If you now watch your log in real time with journalctl -f --user-unit monitor.service
you should see your service executing every minute!
Pro's and cons
The following advice was taken from the arch wiki.
As a cron replacement Although cron is arguably the most well-known job scheduler, systemd timers can be an alternative.

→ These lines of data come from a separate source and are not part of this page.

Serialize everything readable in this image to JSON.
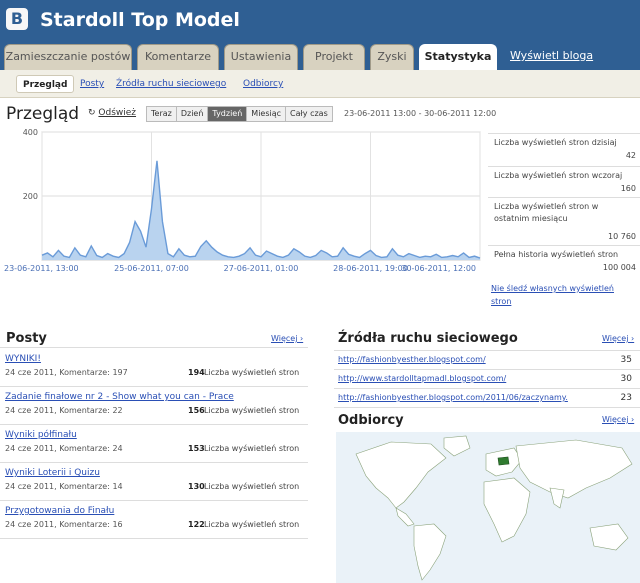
{
  "header": {
    "logo_glyph": "B",
    "title": "Stardoll Top Model"
  },
  "tabs": [
    "Zamieszczanie postów",
    "Komentarze",
    "Ustawienia",
    "Projekt",
    "Zyski",
    "Statystyka"
  ],
  "active_tab": "Statystyka",
  "view_blog": "Wyświetl bloga",
  "subtabs": [
    "Przegląd",
    "Posty",
    "Źródła ruchu sieciowego",
    "Odbiorcy"
  ],
  "overview": {
    "title": "Przegląd",
    "refresh_label": "Odśwież",
    "ranges": [
      "Teraz",
      "Dzień",
      "Tydzień",
      "Miesiąc",
      "Cały czas"
    ],
    "active_range": "Tydzień",
    "date_range": "23-06-2011 13:00 - 30-06-2011 12:00"
  },
  "chart_data": {
    "type": "area",
    "ylim": [
      0,
      400
    ],
    "yticks": [
      "400",
      "200"
    ],
    "xticks": [
      "23-06-2011, 13:00",
      "25-06-2011, 07:00",
      "27-06-2011, 01:00",
      "28-06-2011, 19:00",
      "30-06-2011, 12:00"
    ],
    "values": [
      15,
      22,
      10,
      30,
      12,
      8,
      38,
      15,
      10,
      44,
      14,
      8,
      20,
      12,
      8,
      20,
      55,
      120,
      90,
      40,
      160,
      310,
      120,
      20,
      10,
      35,
      15,
      10,
      12,
      42,
      60,
      40,
      25,
      15,
      10,
      8,
      12,
      20,
      38,
      15,
      10,
      28,
      20,
      12,
      8,
      15,
      35,
      25,
      12,
      8,
      14,
      30,
      22,
      10,
      12,
      38,
      18,
      12,
      8,
      20,
      30,
      14,
      8,
      10,
      35,
      15,
      10,
      20,
      14,
      8,
      12,
      10,
      18,
      8,
      10,
      14,
      10,
      22,
      8,
      12,
      6
    ],
    "fill": "#b9d3ef",
    "line": "#6a9bd8"
  },
  "stats": [
    {
      "label": "Liczba wyświetleń stron dzisiaj",
      "value": "42"
    },
    {
      "label": "Liczba wyświetleń stron wczoraj",
      "value": "160"
    },
    {
      "label": "Liczba wyświetleń stron w ostatnim miesiącu",
      "value": "10 760"
    },
    {
      "label": "Pełna historia wyświetleń stron",
      "value": "100 004"
    }
  ],
  "nofollow": "Nie śledź własnych wyświetleń stron",
  "posts": {
    "title": "Posty",
    "more": "Więcej ›",
    "unit": "Liczba wyświetleń stron",
    "items": [
      {
        "title": "WYNIKI!",
        "meta": "24 cze 2011, Komentarze: 197",
        "count": "194"
      },
      {
        "title": "Zadanie finałowe nr 2 - Show what you can - Prace",
        "meta": "24 cze 2011, Komentarze: 22",
        "count": "156"
      },
      {
        "title": "Wyniki półfinału",
        "meta": "24 cze 2011, Komentarze: 24",
        "count": "153"
      },
      {
        "title": "Wyniki Loterii i Quizu",
        "meta": "24 cze 2011, Komentarze: 14",
        "count": "130"
      },
      {
        "title": "Przygotowania do Finału",
        "meta": "24 cze 2011, Komentarze: 16",
        "count": "122"
      }
    ]
  },
  "sources": {
    "title": "Źródła ruchu sieciowego",
    "more": "Więcej ›",
    "items": [
      {
        "url": "http://fashionbyesther.blogspot.com/",
        "count": "35"
      },
      {
        "url": "http://www.stardolltapmadl.blogspot.com/",
        "count": "30"
      },
      {
        "url": "http://fashionbyesther.blogspot.com/2011/06/zaczynamy.",
        "count": "23"
      }
    ]
  },
  "audience": {
    "title": "Odbiorcy",
    "more": "Więcej ›"
  }
}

Benefits The main benefits of using timers come from each job having its own systemd service. Some of these benefits are:
Jobs can be easily started independently of their timers. This simplifies debugging. Each job can be configured to run in a specific environment (see systemd.exec(5)). Jobs can be attached to cgroups. Jobs can be set up to depend on other systemd units. Jobs are logged in the systemd journal for easy debugging. Caveats Some things that are easy to do with cron are difficult to do with timer units alone:
Creation: to set up a timed job with systemd you need to create two files and run systemctl commands, compared to adding a single line to a crontab. Emails: there is no built-in equivalent to cron's MAILTO for sending emails on job failure. See the next section for an example of setting up a similar functionality using OnFailure=. Also note that user timer units will only run during an active user login session by default. However, lingering can enable services to run at boot even when the user has no active login session.